The Dallas Cowboys have been toothless without Ezekiel Elliott. Why can’t Dak Prescott get a good connection going with Dez Bryant?
After the 2016 season, there was so much optimism surrounding the Dak Prescott to Dez Bryant connection. In their first 13 full games together, Prescott and Bryant connected 59 times for 928 yards and 10 touchdowns. But this year, the two are struggling mightily to get on the same page. In 11 games this season, Bryant has just 53 receptions on 102 targets. He’s averaging just 10.9 yards per receptions and has only four touchdowns.
What is causing the inefficiency between the two? Is Bryant declining? Is he not creating enough separation? That seems to be the most common narrative as of late. However, the NFL’s Next Gen Stats have sort of debunked that myth. In 2016, Bryant averaged just 1.8 yards of separation per target, which was the second-fewest in the league.
But in 2017, Bryant is averaging 2.4 yards of separation per target, which is more than some of the other elite receivers in the league, such as Julio Jones, DeAndre Hopkins, and T.Y. Hilton. He is creating separation (on the routes he needs to) and he is the same explosive athlete that we saw in the playoffs in 2016. While leg injuries may have limited him some, his athleticism isn’t a problem. He’s more than capable of winning against No.1 cornerbacks in the NFL.
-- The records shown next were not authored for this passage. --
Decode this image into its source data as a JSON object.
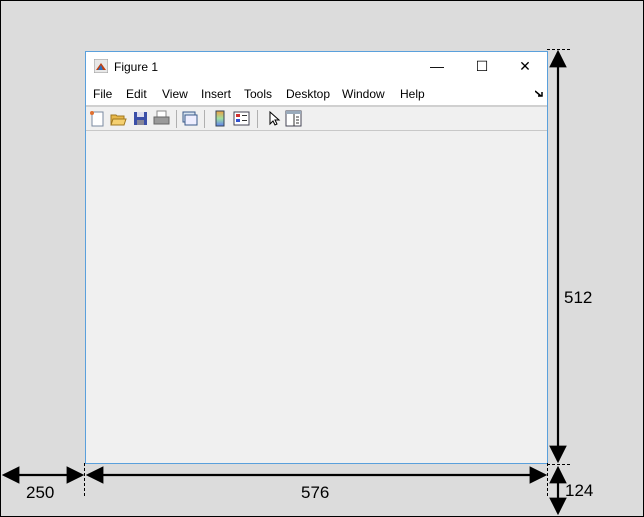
{
  "window": {
    "title": "Figure 1",
    "controls": {
      "minimize": "—",
      "maximize": "☐",
      "close": "✕"
    },
    "menu": [
      "File",
      "Edit",
      "View",
      "Insert",
      "Tools",
      "Desktop",
      "Window",
      "Help"
    ],
    "toolbar": [
      "new-figure",
      "open-file",
      "save",
      "print",
      "link-plot",
      "insert-colorbar",
      "insert-legend",
      "edit-plot",
      "property-inspector"
    ]
  },
  "dimensions": {
    "left": "250",
    "width": "576",
    "height": "512",
    "bottom": "124"
  }
}
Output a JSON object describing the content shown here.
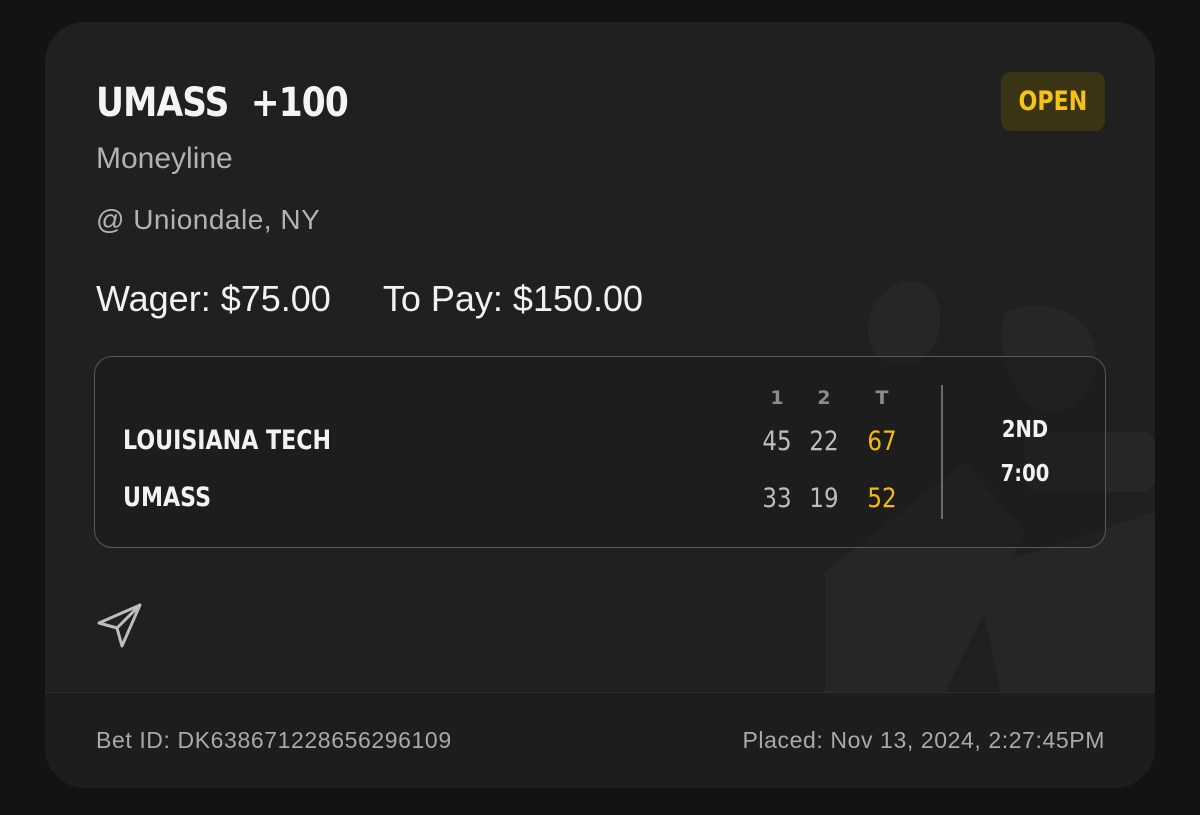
{
  "bet": {
    "selection": "UMASS",
    "odds": "+100",
    "status": "OPEN",
    "market": "Moneyline",
    "location": "@ Uniondale, NY",
    "wager_label": "Wager:",
    "wager": "$75.00",
    "to_pay_label": "To Pay:",
    "to_pay": "$150.00"
  },
  "scoreboard": {
    "headers": [
      "1",
      "2",
      "T"
    ],
    "teams": [
      {
        "name": "LOUISIANA TECH",
        "q1": "45",
        "q2": "22",
        "total": "67"
      },
      {
        "name": "UMASS",
        "q1": "33",
        "q2": "19",
        "total": "52"
      }
    ],
    "period": "2ND",
    "clock": "7:00"
  },
  "footer": {
    "bet_id_label": "Bet ID:",
    "bet_id": "DK638671228656296109",
    "placed_label": "Placed:",
    "placed": "Nov 13, 2024, 2:27:45PM"
  },
  "icons": {
    "share": "paper-plane-icon",
    "watermark": "crown-logo-watermark"
  },
  "colors": {
    "accent": "#f5c512",
    "total_score": "#f5b912",
    "card_bg": "#202020",
    "page_bg": "#131313"
  }
}
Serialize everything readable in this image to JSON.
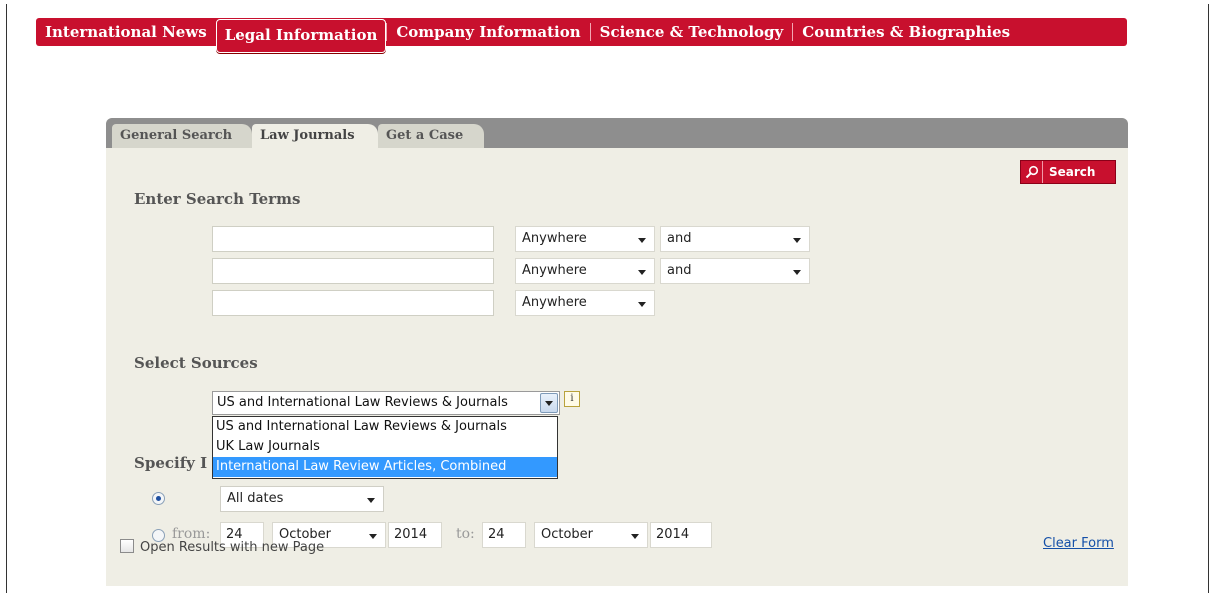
{
  "topnav": {
    "items": [
      "International News",
      "Legal Information",
      "Company Information",
      "Science & Technology",
      "Countries & Biographies"
    ],
    "active_index": 1
  },
  "tabs": [
    "General Search",
    "Law Journals",
    "Get a Case"
  ],
  "active_tab": "Law Journals",
  "search_button": "Search",
  "enter_terms": {
    "title": "Enter Search Terms",
    "rows": [
      {
        "value": "",
        "location": "Anywhere",
        "connector": "and"
      },
      {
        "value": "",
        "location": "Anywhere",
        "connector": "and"
      },
      {
        "value": "",
        "location": "Anywhere"
      }
    ]
  },
  "sources": {
    "title": "Select Sources",
    "selected": "US and International Law Reviews & Journals",
    "info_icon": "i",
    "options": [
      "US and International Law Reviews & Journals",
      "UK Law Journals",
      "International Law Review Articles, Combined"
    ],
    "highlighted_index": 2
  },
  "dates": {
    "title_visible": "Specify I",
    "all_dates": "All dates",
    "from_label": "from:",
    "to_label": "to:",
    "from": {
      "day": "24",
      "month": "October",
      "year": "2014"
    },
    "to": {
      "day": "24",
      "month": "October",
      "year": "2014"
    }
  },
  "options": {
    "open_results_label": "Open Results with new Page",
    "clear_form": "Clear Form"
  },
  "colors": {
    "brand_red": "#c8102e",
    "panel_bg": "#efeee5",
    "tabbar_gray": "#8e8e8e",
    "highlight_blue": "#3399ff",
    "link_blue": "#1550a8"
  }
}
However, Bryant isn’t blameless. According to Pro Football Focus, Bryant has seven drops on 60 catchable passes this season. He has the fourth-most drops in the league this season and a drop rate of 11.67. In 2016, he had just two drops on 52 catchable passes. That is something that he needs to correct.
While people will focus on the drop number (which is fair), the more concerning number is the number of catchable targets. Prescott has thrown 42 passes this season to Bryant that have been deemed “uncatchable”, according to Pro Football Focus. That’s far too many. What’s causing the high number of uncatchable passes? It isn’t Bryant’s lack of separation in his route running, but it’s Dak Prescott’s inaccuracy.
The Los Angeles Chargers game was the perfect example of the disconnect going on between Prescott and Bryant. The Cowboys don’t do a lot to scheme Bryant open. For the most part, Bryant lines up on the outside every snap and runs the same type of routes. Often, Bryant will get criticized from the national media for not running “good” routes or having a limited route tree, but in his defense, that is just his role in the Cowboys’ offense.
Teams and defenders know the routes Bryant is going to run, but it’s up to Prescott and Bryant to execute well enough to beat the coverage. This forces Prescott to be highly accurate and throw with anticipation. Unfortunately, that can be his weakness at times.